2. The method of claim 1, wherein the piece of equipment comprises a drillstring component.
3. The method of claim 2, wherein the drillstring component comprises a drill bit.
4. The method of claim 2, wherein the simulations comprise drilling simulations performed by one or more different drilling simulators.
5. The method of claim 1, wherein the site comprises a wellsite characterized at least in part by a formation model.
6. The method of claim 5, wherein the simulations comprise at least one simulation that depends on the formation model.
7. The method of claim 5, wherein the simulations comprise at least one simulation that simulates equipment and formation interactions.
8. The method of claim 1, wherein the simulations comprise at least one static simulation and at least one dynamic simulation.
9. The method of claim 1, wherein the generating comprises accessing one or more equipment databases that comprise equipment specifications.
10. The method of claim 1, wherein the generating comprises using a first computing system and wherein the executing comprises using a second computing system.
11. The method of claim 10, wherein the first computing system comprises a local computing system and wherein the second computing system comprises a remote, cloud-based computing system.
12. The method of claim 11, wherein the request is received by the local computing system.
13. The method of claim 1, wherein the performance indicators comprise a hierarchy of performance indicators.
14. The method of claim 13, wherein the hierarchy of performance indicators comprises classes and sub-classes of performance indicators.
15. The method of claim 1, wherein the generating the scenarios comprises organizing the scenarios according to the schema.

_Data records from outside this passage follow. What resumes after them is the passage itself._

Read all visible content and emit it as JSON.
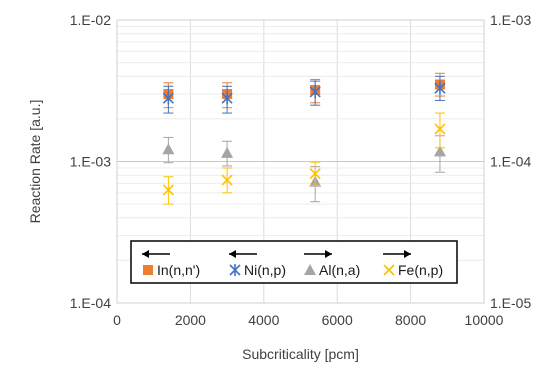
{
  "chart_data": {
    "type": "scatter",
    "title": "",
    "xlabel": "Subcriticality [pcm]",
    "ylabel": "Reaction Rate [a.u.]",
    "xlim": [
      0,
      10000
    ],
    "x_ticks": [
      0,
      2000,
      4000,
      6000,
      8000,
      10000
    ],
    "x_tick_labels": [
      "0",
      "2000",
      "4000",
      "6000",
      "8000",
      "10000"
    ],
    "y_scale": "log",
    "ylim": [
      0.0001,
      0.01
    ],
    "y_tick_labels": [
      "1.E-04",
      "1.E-03",
      "1.E-02"
    ],
    "y2_scale": "log",
    "y2lim": [
      1e-05,
      0.001
    ],
    "y2_tick_labels": [
      "1.E-05",
      "1.E-04",
      "1.E-03"
    ],
    "grid": true,
    "legend_position": "bottom-center",
    "series": [
      {
        "name": "In(n,n')",
        "axis": "left",
        "marker": "square",
        "color": "#ED7D31",
        "legend_arrow": "left",
        "x": [
          1400,
          3000,
          5400,
          8800
        ],
        "y": [
          0.003,
          0.003,
          0.0032,
          0.0035
        ],
        "y_err_low": [
          0.0024,
          0.0024,
          0.0026,
          0.0029
        ],
        "y_err_high": [
          0.0036,
          0.0036,
          0.0038,
          0.0042
        ]
      },
      {
        "name": "Ni(n,p)",
        "axis": "left",
        "marker": "star",
        "color": "#4472C4",
        "legend_arrow": "left",
        "x": [
          1400,
          3000,
          5400,
          8800
        ],
        "y": [
          0.0028,
          0.0028,
          0.0031,
          0.0033
        ],
        "y_err_low": [
          0.0022,
          0.0022,
          0.0025,
          0.0027
        ],
        "y_err_high": [
          0.0034,
          0.0034,
          0.0037,
          0.004
        ]
      },
      {
        "name": "Al(n,a)",
        "axis": "right",
        "marker": "triangle",
        "color": "#A5A5A5",
        "legend_arrow": "right",
        "x": [
          1400,
          3000,
          5400,
          8800
        ],
        "y": [
          0.000122,
          0.000115,
          7.2e-05,
          0.000118
        ],
        "y_err_low": [
          9.8e-05,
          9.3e-05,
          5.2e-05,
          8.4e-05
        ],
        "y_err_high": [
          0.000148,
          0.000139,
          9.2e-05,
          0.000152
        ]
      },
      {
        "name": "Fe(n,p)",
        "axis": "right",
        "marker": "x",
        "color": "#FFC000",
        "legend_arrow": "right",
        "x": [
          1400,
          3000,
          5400,
          8800
        ],
        "y": [
          6.3e-05,
          7.4e-05,
          8.2e-05,
          0.00017
        ],
        "y_err_low": [
          5e-05,
          6e-05,
          6.8e-05,
          0.000125
        ],
        "y_err_high": [
          7.8e-05,
          9e-05,
          9.9e-05,
          0.00022
        ]
      }
    ]
  }
}
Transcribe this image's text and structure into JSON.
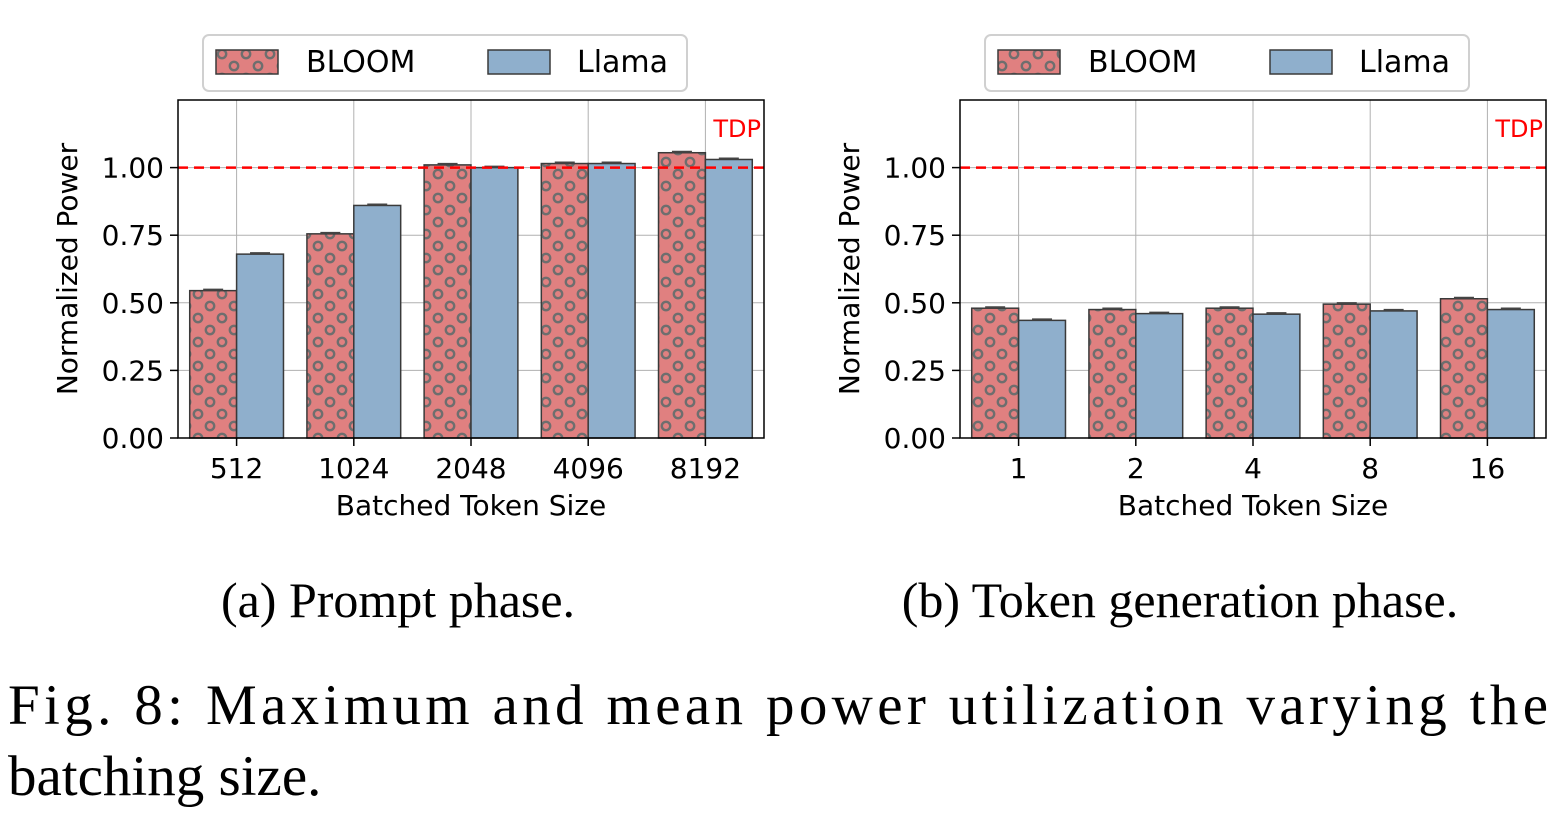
{
  "chart_data": [
    {
      "type": "bar",
      "caption": "(a) Prompt phase.",
      "xlabel": "Batched Token Size",
      "ylabel": "Normalized Power",
      "categories": [
        "512",
        "1024",
        "2048",
        "4096",
        "8192"
      ],
      "series": [
        {
          "name": "BLOOM",
          "values": [
            0.545,
            0.755,
            1.01,
            1.015,
            1.055
          ],
          "color": "#e08080",
          "hatch": "circles"
        },
        {
          "name": "Llama",
          "values": [
            0.68,
            0.86,
            1.0,
            1.015,
            1.03
          ],
          "color": "#8fafcc",
          "hatch": "none"
        }
      ],
      "ylim": [
        0,
        1.25
      ],
      "yticks": [
        "0.00",
        "0.25",
        "0.50",
        "0.75",
        "1.00"
      ],
      "reference_line": {
        "value": 1.0,
        "label": "TDP",
        "color": "#ff0000",
        "style": "dashed"
      },
      "grid": true,
      "legend_position": "top"
    },
    {
      "type": "bar",
      "caption": "(b) Token generation phase.",
      "xlabel": "Batched Token Size",
      "ylabel": "Normalized Power",
      "categories": [
        "1",
        "2",
        "4",
        "8",
        "16"
      ],
      "series": [
        {
          "name": "BLOOM",
          "values": [
            0.48,
            0.475,
            0.48,
            0.495,
            0.515
          ],
          "color": "#e08080",
          "hatch": "circles"
        },
        {
          "name": "Llama",
          "values": [
            0.435,
            0.46,
            0.458,
            0.47,
            0.475
          ],
          "color": "#8fafcc",
          "hatch": "none"
        }
      ],
      "ylim": [
        0,
        1.25
      ],
      "yticks": [
        "0.00",
        "0.25",
        "0.50",
        "0.75",
        "1.00"
      ],
      "reference_line": {
        "value": 1.0,
        "label": "TDP",
        "color": "#ff0000",
        "style": "dashed"
      },
      "grid": true,
      "legend_position": "top"
    }
  ],
  "figure_caption": {
    "line1": "Fig. 8: Maximum and mean power utilization varying the",
    "line2": "batching size."
  }
}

16. The method of claim 15, wherein the outputting the performance indicators according to the schema comprises appending a data structure organized according to the schema.
17. The method of claim 1, wherein the schema comprises a JSON-based schema.
18. The method of claim 1, comprising selecting one of the pieces of equipment based at least in part on the performance indicators.
19. A system comprising:
one or more processors;
memory accessible to at least one of the one or more processors; and
processor-executable instructions stored in the memory and executable to instruct the system to:
receive a request to select a piece of equipment for performing a field operation at a site;
responsive to the request, automatically generate scenarios for a number of candidate pieces of equipment, execute simulations to generate simulation results for the scenarios, and, based at least in part on the simulation results, compute performance indicators for the scenarios; and
output the performance indicators according to a schema for rendering graphics to a display.
20. One or more computer-readable storage media comprising processor-executable instructions to instruct a computing system to:
receive a request to select a piece of equipment for performing a field operation at a site;
responsive to the request, automatically generate scenarios for a number of candidate pieces of equipment, execute simulations to generate simulation results for the scenarios, and, based at least in part on the simulation results, compute performance indicators for the scenarios; and
output the performance indicators according to a schema for rendering graphics to a display.